Defesa da família de adolescente que morreu após briga no DF aponta soco como causa do óbito

Internado desde 22 de janeiro, Rodrigo Castanheira, de 16 anos, teve morte encefálica confirmada.

Publicado em 11 de fevereiro de 2026 às 09:49

Defesa da família de adolescente que morreu após briga no DF aponta soco como causa do óbito
Defesa da família de adolescente que morreu após briga no DF aponta soco como causa do óbito Crédito: Reprodução/Redes sociais

A morte do adolescente Rodrigo Castanheira, de 16 anos, no Distrito Federal abriu nova disputa de versões entre acusação e defesa. O garoto não resistiu aos ferimentos sofridos durante uma briga ocorrida em 22 de janeiro, em Vicente Pires (DF), e teve a morte encefálica confirmada no último sábado (07), conforme comunicado do Hospital Brasília Águas Claras, onde estava internado.

Rodrigo permaneceu hospitalizado em estado grave desde a noite da agressão. De acordo com relatos, ele chegou à unidade vomitando sangue e precisou ser intubado.
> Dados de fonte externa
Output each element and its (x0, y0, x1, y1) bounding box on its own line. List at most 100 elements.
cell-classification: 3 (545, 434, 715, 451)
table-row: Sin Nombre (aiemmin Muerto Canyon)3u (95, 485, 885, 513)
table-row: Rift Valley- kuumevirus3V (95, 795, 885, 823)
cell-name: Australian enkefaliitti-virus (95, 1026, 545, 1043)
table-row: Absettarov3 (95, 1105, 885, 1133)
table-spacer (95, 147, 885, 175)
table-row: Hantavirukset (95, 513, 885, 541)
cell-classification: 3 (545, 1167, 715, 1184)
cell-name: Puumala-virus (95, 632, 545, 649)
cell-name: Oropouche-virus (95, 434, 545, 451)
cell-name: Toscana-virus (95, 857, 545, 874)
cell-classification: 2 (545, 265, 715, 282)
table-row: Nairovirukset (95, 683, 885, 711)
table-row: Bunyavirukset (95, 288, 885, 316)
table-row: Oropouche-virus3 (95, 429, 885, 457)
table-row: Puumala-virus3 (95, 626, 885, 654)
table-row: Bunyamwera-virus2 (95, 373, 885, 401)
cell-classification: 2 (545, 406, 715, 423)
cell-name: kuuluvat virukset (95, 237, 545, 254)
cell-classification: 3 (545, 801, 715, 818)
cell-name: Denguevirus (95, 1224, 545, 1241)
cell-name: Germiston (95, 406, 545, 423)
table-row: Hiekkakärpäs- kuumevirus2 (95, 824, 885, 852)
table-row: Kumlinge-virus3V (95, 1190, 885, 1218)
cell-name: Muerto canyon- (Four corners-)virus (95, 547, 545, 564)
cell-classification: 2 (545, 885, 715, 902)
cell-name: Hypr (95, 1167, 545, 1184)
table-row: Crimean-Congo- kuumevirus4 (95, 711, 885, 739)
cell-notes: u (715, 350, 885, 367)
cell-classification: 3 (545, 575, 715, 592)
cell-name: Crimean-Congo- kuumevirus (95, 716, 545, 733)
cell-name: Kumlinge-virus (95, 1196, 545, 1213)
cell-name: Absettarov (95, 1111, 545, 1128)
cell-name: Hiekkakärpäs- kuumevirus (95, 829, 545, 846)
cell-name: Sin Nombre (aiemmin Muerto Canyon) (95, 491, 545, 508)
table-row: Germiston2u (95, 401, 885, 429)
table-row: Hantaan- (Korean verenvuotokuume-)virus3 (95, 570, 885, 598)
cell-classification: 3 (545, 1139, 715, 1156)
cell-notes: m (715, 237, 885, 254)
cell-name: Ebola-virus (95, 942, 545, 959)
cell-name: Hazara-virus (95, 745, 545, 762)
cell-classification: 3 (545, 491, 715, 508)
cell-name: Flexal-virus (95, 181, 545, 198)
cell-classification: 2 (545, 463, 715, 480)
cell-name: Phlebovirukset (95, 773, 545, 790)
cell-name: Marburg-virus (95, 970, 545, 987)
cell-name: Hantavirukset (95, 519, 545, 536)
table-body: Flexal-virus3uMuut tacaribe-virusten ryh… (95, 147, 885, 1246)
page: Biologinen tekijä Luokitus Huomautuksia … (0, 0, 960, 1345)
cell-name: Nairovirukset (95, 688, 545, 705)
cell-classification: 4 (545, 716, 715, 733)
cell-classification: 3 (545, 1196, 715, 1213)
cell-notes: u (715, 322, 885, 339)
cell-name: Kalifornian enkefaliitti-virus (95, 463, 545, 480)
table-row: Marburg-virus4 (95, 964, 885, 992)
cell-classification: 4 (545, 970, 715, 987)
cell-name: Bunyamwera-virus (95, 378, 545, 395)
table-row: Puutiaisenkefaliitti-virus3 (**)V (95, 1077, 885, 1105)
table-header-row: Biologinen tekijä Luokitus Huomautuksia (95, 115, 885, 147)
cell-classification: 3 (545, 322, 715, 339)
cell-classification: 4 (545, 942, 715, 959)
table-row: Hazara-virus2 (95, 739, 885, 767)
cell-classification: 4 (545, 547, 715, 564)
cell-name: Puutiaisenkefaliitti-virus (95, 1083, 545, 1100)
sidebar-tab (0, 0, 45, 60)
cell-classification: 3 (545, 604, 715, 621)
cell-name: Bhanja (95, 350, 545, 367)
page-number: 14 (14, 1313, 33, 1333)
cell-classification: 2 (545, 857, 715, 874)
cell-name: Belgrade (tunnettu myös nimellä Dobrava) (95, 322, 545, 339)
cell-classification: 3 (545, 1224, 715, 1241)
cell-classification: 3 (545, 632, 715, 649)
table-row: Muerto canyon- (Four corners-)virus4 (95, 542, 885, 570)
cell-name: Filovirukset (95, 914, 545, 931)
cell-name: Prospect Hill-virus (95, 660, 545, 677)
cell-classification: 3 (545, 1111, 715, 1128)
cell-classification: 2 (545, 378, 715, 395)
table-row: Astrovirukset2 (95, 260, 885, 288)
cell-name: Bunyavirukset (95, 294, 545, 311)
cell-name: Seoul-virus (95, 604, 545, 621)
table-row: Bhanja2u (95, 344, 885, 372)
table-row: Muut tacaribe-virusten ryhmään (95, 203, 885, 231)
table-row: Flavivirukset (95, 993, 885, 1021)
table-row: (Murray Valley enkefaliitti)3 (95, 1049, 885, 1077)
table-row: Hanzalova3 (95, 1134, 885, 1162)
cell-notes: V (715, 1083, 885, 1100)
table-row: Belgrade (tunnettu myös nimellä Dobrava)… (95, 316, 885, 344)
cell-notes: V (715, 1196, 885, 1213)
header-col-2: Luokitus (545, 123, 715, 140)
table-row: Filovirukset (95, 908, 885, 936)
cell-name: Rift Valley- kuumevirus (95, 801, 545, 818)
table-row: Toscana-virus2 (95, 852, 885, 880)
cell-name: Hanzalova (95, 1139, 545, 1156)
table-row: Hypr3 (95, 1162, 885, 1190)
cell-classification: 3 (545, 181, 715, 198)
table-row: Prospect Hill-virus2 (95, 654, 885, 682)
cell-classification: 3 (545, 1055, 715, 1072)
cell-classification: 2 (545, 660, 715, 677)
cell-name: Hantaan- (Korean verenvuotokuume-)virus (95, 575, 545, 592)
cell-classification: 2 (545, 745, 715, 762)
O quadro clínico evoluiu até a confirmação do óbito dias depois.

A família do adolescente sustenta que a causa da morte foi um soco aplicado por Pedro Turra, de 19 anos, durante a confusão. Em manifestação pública, o advogado Albert Halex afirmou que teve acesso ao prontuário médico e as informações preliminares indicam que as lesões se concentram no lado esquerdo do crânio, justamente onde teria ocorrido o impacto do golpe. Segundo ele, não há registro de ferimentos no lado direito da cabeça, o que afastaria a hipótese de que o óbito tenha relação com eventual batida em um veículo mencionada anteriormente.

Imagens gravadas por testemunhas mostram o momento em que os dois jovens trocam agressões. Em determinado trecho, Pedro atinge Rodrigo com um soco; na sequência, o adolescente cai e bate a cabeça em um carro estacionado. Após o impacto, ele aparenta perder as forças e é amparado por colegas que intervêm para encerrar a briga.

As investigações apontam que o desentendimento começou após uma provocação. Conforme apurado, Pedro teria arremessado um chiclete mascado em um amigo da vítima. Diante da reação do grupo, a discussão evoluiu rapidamente para agressões físicas.

O caso ganhou novos contornos após o Ministério Público do Distrito Federal solicitar uma nova ordem de prisão contra o investigado. Em coletiva, o delegado Pablo Aguiar apresentou detalhes da apuração e mencionou que o suspeito já teria se envolvido em outros episódios violentos, incluindo a suposta agressão contra uma adolescente com uso de taser. Em declaração pública, classificou o comportamento do jovem como sociopata e demonstrou emoção ao comentar a gravidade do episódio.

A defesa de Pedro Turra reagiu às falas da autoridade policial. O advogado Enio Barros afirmou que não cabe ao delegado fazer avaliações psicológicas do investigado e sugeriu que as declarações podem configurar abuso de autoridade.

Enquanto o inquérito avança, a morte de Rodrigo Castanheira amplia a discussão sobre responsabilidade penal, limites da atuação policial e as consequências de conflitos que começam com provocações e terminam em tragédia.